HyperPose: Hypernetwork-Infused Camera Pose Localization and an Extended Cambridge Landmarks Dataset
Ron Ferens, Yosi Keller
TL;DR
HyperPose tackles domain gaps in absolute camera pose regression by embedding a hypernetwork that generates input-conditioned weights for the pose regression heads, enabling adaptive feature emphasis during inference. The approach extends to both single- and multi-scene APRs, with MS-HyperPose employing DETR-inspired transformers to process activation maps while the hypernetwork supplies regression-head weights conditioned on the input.

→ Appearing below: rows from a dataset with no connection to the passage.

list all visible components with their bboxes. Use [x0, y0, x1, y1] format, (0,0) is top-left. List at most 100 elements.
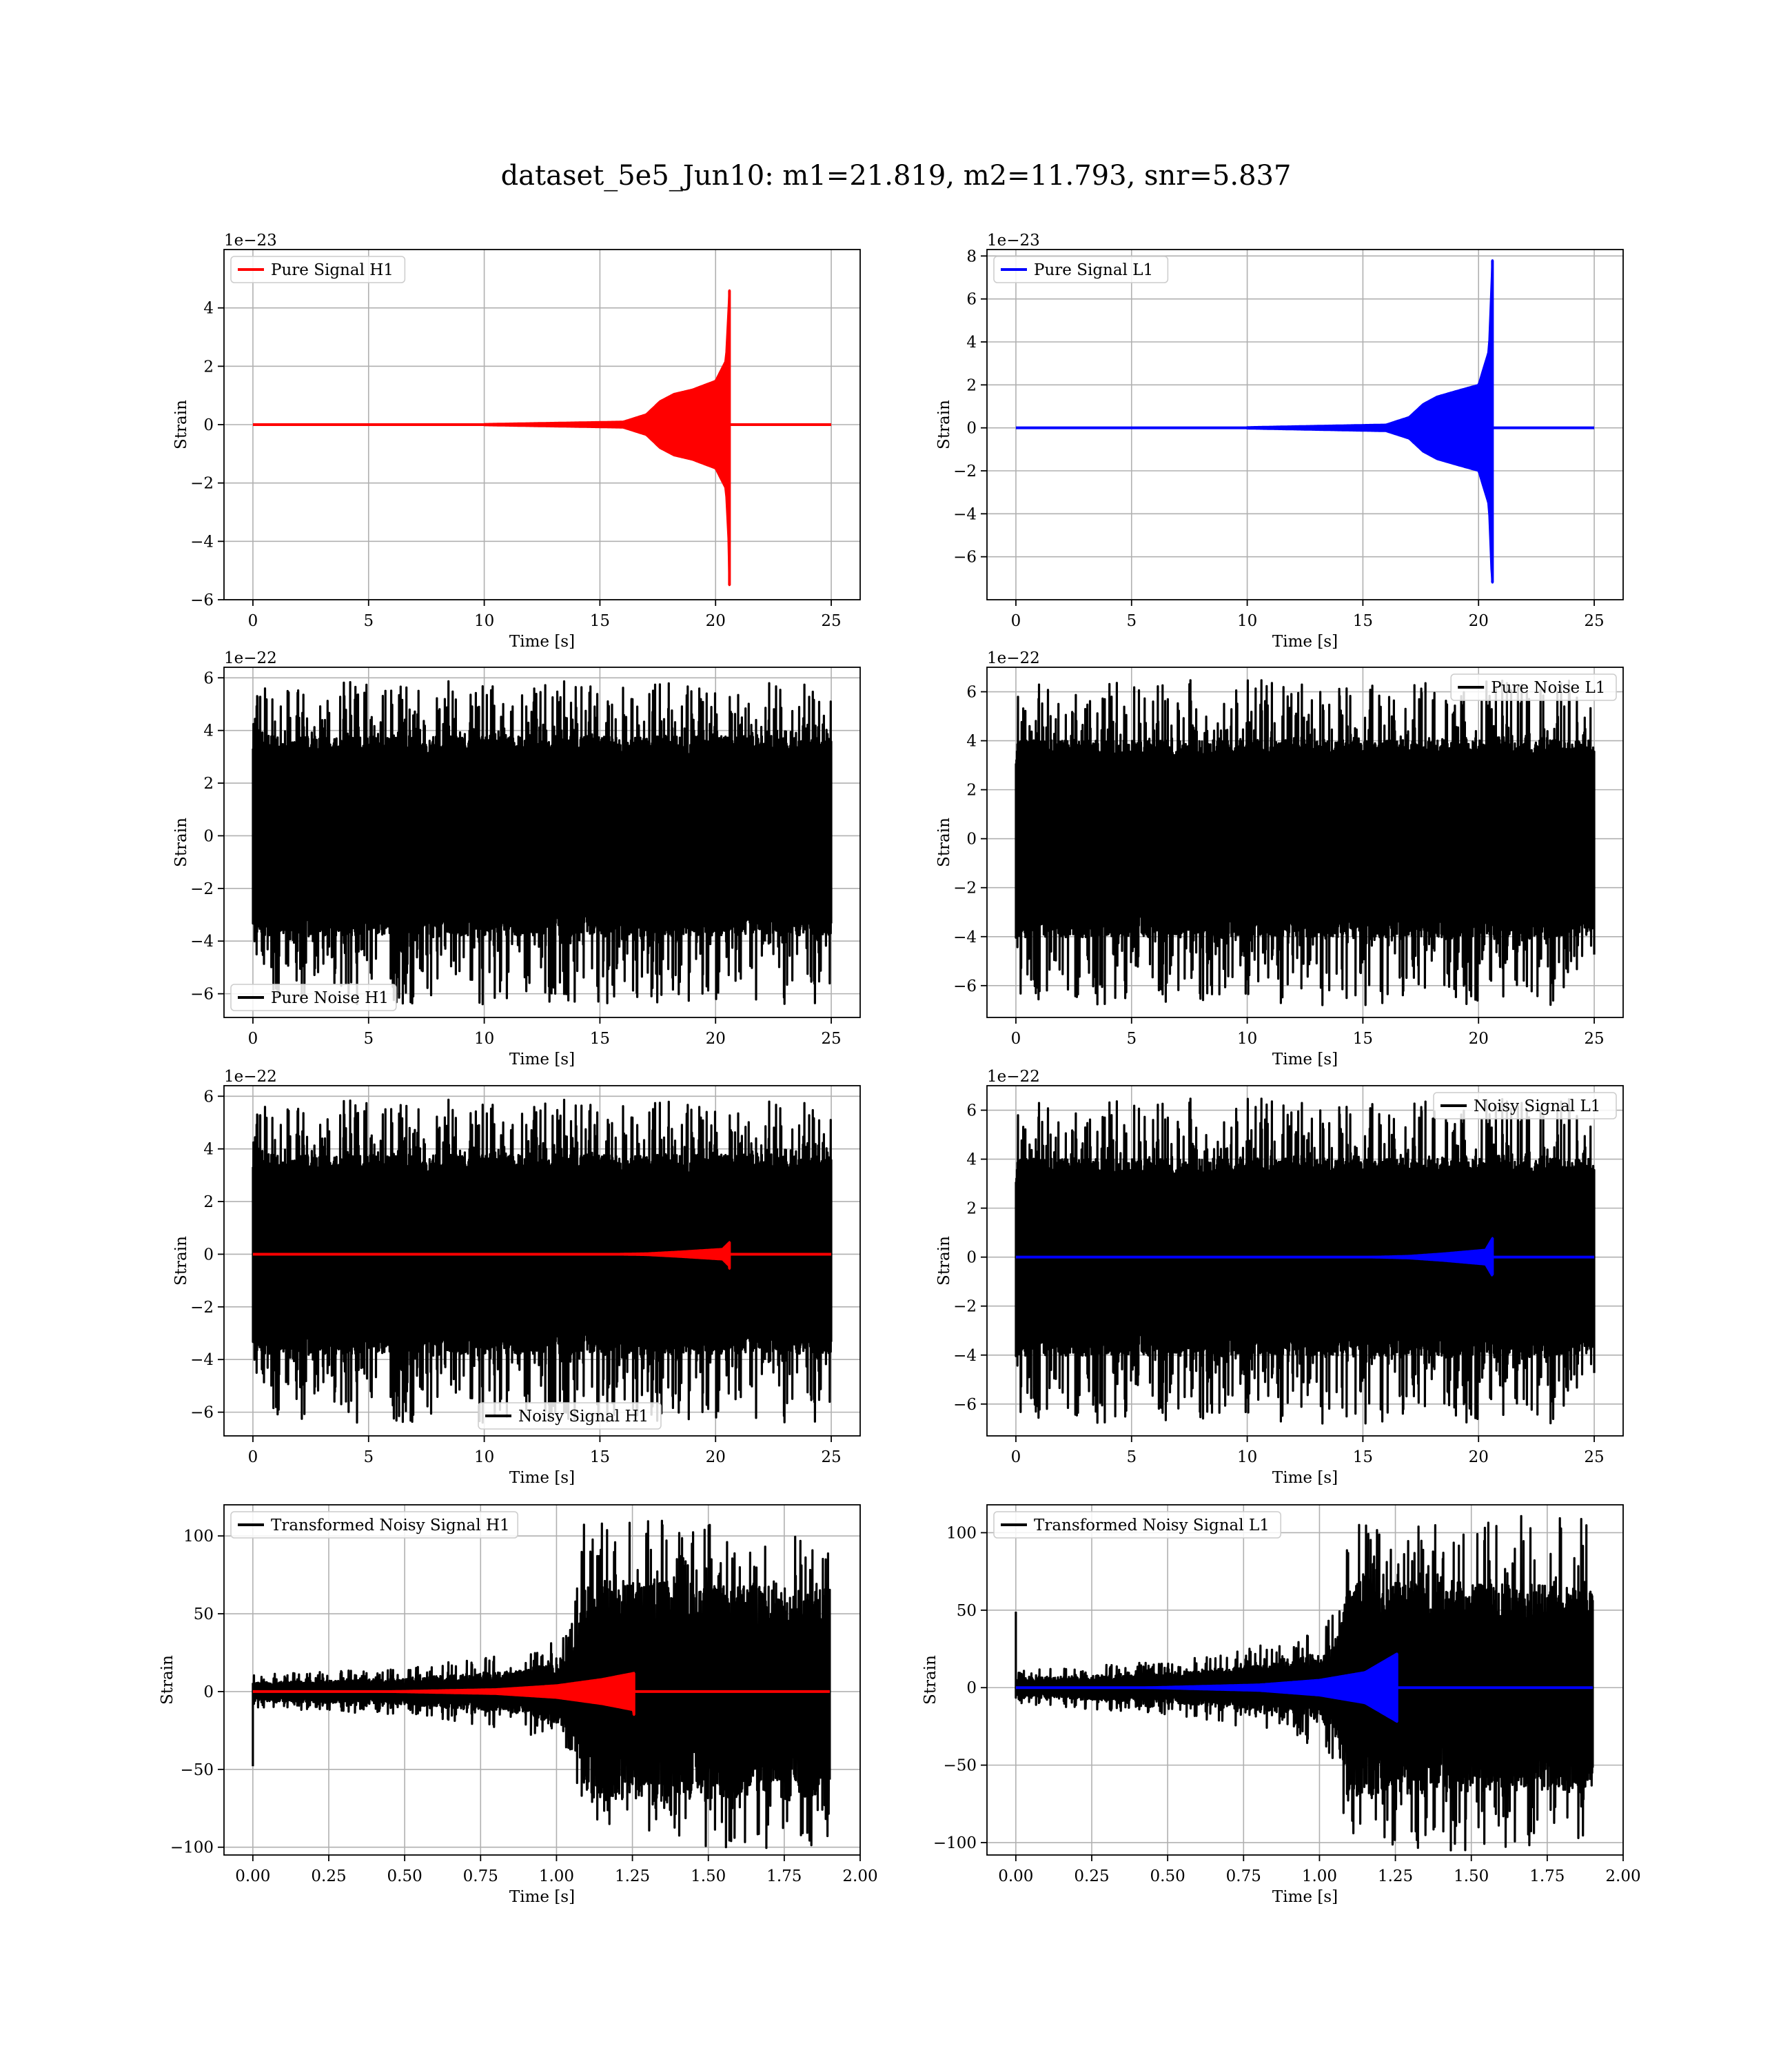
y-tick-label: 2: [203, 1193, 214, 1211]
y-tick-label: 4: [966, 1151, 977, 1169]
plot-area: [1015, 1097, 1596, 1425]
figure-title: dataset_5e5_Jun10: m1=21.819, m2=11.793,…: [501, 160, 1292, 192]
y-tick-label: 4: [966, 334, 977, 352]
legend: Transformed Noisy Signal H1: [230, 1511, 518, 1539]
y-axis-label: Strain: [172, 400, 190, 449]
series-envelope: [1246, 259, 1494, 584]
x-ticks: 0.00 0.25 0.50 0.75 1.00 1.25 1.50 1.75 2.00: [235, 1855, 878, 1885]
y-tick-label: −50: [943, 1757, 977, 1775]
legend: Transformed Noisy Signal L1: [993, 1511, 1281, 1539]
y-tick-label: −4: [953, 929, 977, 946]
plot-area: [252, 289, 832, 587]
x-tick-label: 20: [706, 612, 726, 630]
x-tick-label: 15: [1353, 612, 1373, 630]
y-tick-label: 2: [966, 782, 977, 800]
legend-box: [230, 256, 406, 283]
y-tick-label: 4: [966, 733, 977, 751]
axis-offset-text: 1e−22: [224, 649, 277, 667]
x-tick-label: 15: [590, 1448, 610, 1466]
x-tick-label: 15: [590, 612, 610, 630]
axes-frame: [986, 249, 1624, 600]
x-tick-label: 10: [1237, 1030, 1257, 1048]
legend-label: Transformed Noisy Signal H1: [271, 1517, 510, 1534]
y-tick-label: 4: [203, 300, 214, 318]
x-tick-label: 5: [363, 1030, 374, 1048]
legend-box: [1433, 1092, 1617, 1119]
x-tick-label: 0.50: [387, 1867, 422, 1885]
x-tick-label: 0: [1011, 1448, 1021, 1466]
x-ticks: 0 5 10 15 20 25: [248, 600, 842, 630]
legend: Pure Signal H1: [230, 256, 406, 283]
y-axis-label: Strain: [172, 818, 190, 867]
x-tick-label: 15: [590, 1030, 610, 1048]
legend-box: [993, 256, 1169, 283]
x-tick-label: 1.25: [615, 1867, 650, 1885]
x-tick-label: 20: [706, 1030, 726, 1048]
x-ticks: 0 5 10 15 20 25: [248, 1017, 842, 1048]
legend: Pure Noise L1: [1450, 673, 1617, 701]
x-tick-label: 5: [363, 612, 374, 630]
x-tick-label: 10: [474, 1030, 494, 1048]
x-tick-label: 0.00: [998, 1867, 1033, 1885]
y-tick-label: 6: [203, 669, 214, 687]
chart-panel-4: 0 5 10 15 20 25 −6 −4 −2 0 2 4 6 Time [s] Strain 1e−22 P…: [935, 649, 1624, 1068]
y-tick-label: 6: [966, 291, 977, 309]
y-tick-label: −6: [190, 1404, 214, 1422]
y-tick-label: −6: [953, 549, 977, 567]
legend-label: Pure Signal L1: [1034, 261, 1153, 279]
y-ticks: −6 −4 −2 0 2 4: [190, 300, 224, 609]
y-axis-label: Strain: [172, 1236, 190, 1286]
y-tick-label: −2: [190, 1299, 214, 1317]
x-tick-label: 15: [1353, 1448, 1373, 1466]
x-tick-label: 5: [1126, 1448, 1137, 1466]
x-axis-label: Time [s]: [509, 1469, 575, 1487]
chart-panel-8: 0.00 0.25 0.50 0.75 1.00 1.25 1.50 1.75 2.00 −100…: [922, 1504, 1641, 1906]
y-tick-label: −4: [190, 533, 214, 551]
axis-offset-text: 1e−23: [987, 232, 1040, 250]
x-tick-label: 0.75: [1226, 1867, 1261, 1885]
y-tick-label: 100: [946, 1524, 977, 1542]
x-ticks: 0 5 10 15 20 25: [1011, 1436, 1605, 1466]
x-axis-label: Time [s]: [1272, 633, 1338, 651]
y-tick-label: −6: [953, 1396, 977, 1414]
x-tick-label: 0.00: [235, 1867, 270, 1885]
x-tick-label: 1.75: [1529, 1867, 1565, 1885]
y-axis-label: Strain: [935, 818, 953, 867]
x-ticks: 0 5 10 15 20 25: [248, 1436, 842, 1466]
axis-offset-text: 1e−22: [224, 1068, 277, 1086]
y-axis-label: Strain: [935, 400, 953, 449]
plot-area: [252, 680, 833, 1006]
legend: Pure Signal L1: [993, 256, 1169, 283]
y-tick-label: −100: [933, 1834, 977, 1852]
plot-area: [252, 1519, 831, 1849]
x-tick-label: 5: [363, 1448, 374, 1466]
y-tick-label: 2: [203, 775, 214, 793]
y-tick-label: 2: [966, 1200, 977, 1218]
y-tick-label: −4: [953, 1347, 977, 1365]
y-tick-label: −4: [190, 933, 214, 951]
legend-box: [230, 984, 397, 1011]
x-ticks: 0.00 0.25 0.50 0.75 1.00 1.25 1.50 1.75 2.00: [998, 1855, 1641, 1885]
legend-label: Transformed Noisy Signal L1: [1034, 1517, 1270, 1534]
x-tick-label: 1.00: [1302, 1867, 1337, 1885]
x-tick-label: 10: [1237, 1448, 1257, 1466]
y-tick-label: 8: [966, 247, 977, 265]
chart-panel-1: 0 5 10 15 20 25 −6 −4 −2 0 2 4 Time [s] Strain 1e−23 Pu…: [172, 232, 861, 651]
x-tick-label: 1.00: [539, 1867, 574, 1885]
series-line: [252, 1519, 831, 1849]
x-axis-label: Time [s]: [509, 633, 575, 651]
y-tick-label: 4: [203, 1141, 214, 1159]
y-tick-label: −4: [953, 505, 977, 523]
y-tick-label: 50: [957, 1602, 977, 1620]
plot-area: [1015, 679, 1596, 1006]
x-tick-label: 20: [1469, 612, 1489, 630]
x-tick-label: 25: [1584, 1448, 1604, 1466]
legend: Noisy Signal H1: [478, 1402, 662, 1430]
axes-frame: [223, 1504, 861, 1856]
axis-offset-text: 1e−22: [987, 649, 1040, 667]
axes-frame: [986, 1504, 1624, 1856]
x-tick-label: 1.75: [766, 1867, 802, 1885]
plot-area: [1015, 259, 1595, 584]
y-axis-label: Strain: [159, 1655, 176, 1705]
y-tick-label: 6: [203, 1088, 214, 1106]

A new Extended Cambridge Landmarks (ECL) dataset benchmarks robustness to seasonal and lighting variations, and experiments show HyperPose improves over state-of-the-art APRs on Cambridge and 7Scenes, while MS-HyperPose achieves top multi-scene results and competitive latency (≈$30.93$ ms) and model size (≈$571$ MB). The contributions include a general hypernetwork-enabled APR framework, quantitative gains across diverse datasets, and the ECL benchmark to drive development of more invariant localization methods, with open-source code and models provided. The pose is represented as $p = <\mathbf{x}, \mathbf{q}>$, where $\mathbf{x} \in \mathbb{R}^3$ and $\mathbf{q} \in \mathbb{R}^4$ encode position and orientation, respectively.
Abstract
In this work, we propose HyperPose, which utilizes hyper-networks in absolute camera pose regressors. The inherent appearance variations in natural scenes, attributable to environmental conditions, perspective, and lighting, induce a significant domain disparity between the training and test datasets. This disparity degrades the precision of contemporary localization networks. To mitigate this, we advocate for incorporating hypernetworks into single-scene and multiscene camera pose regression models. During inference, the hypernetwork dynamically computes adaptive weights for the localization regression heads based on the particular input image, effectively narrowing the domain gap. Using indoor and outdoor datasets, we evaluate the HyperPose methodology across multiple established absolute pose regression architectures. We also introduce and share the Extended Cambridge Landmarks (ECL), a novel localization dataset, based on the Cambridge Landmarks dataset, showing it in multiple seasons with significantly varying appearance conditions. Our empirical experiments demonstrate that HyperPose yields notable performance enhancements for single- and multi-scene architectures. We have made our source code, pre-trained models, and the ECL dataset openly available.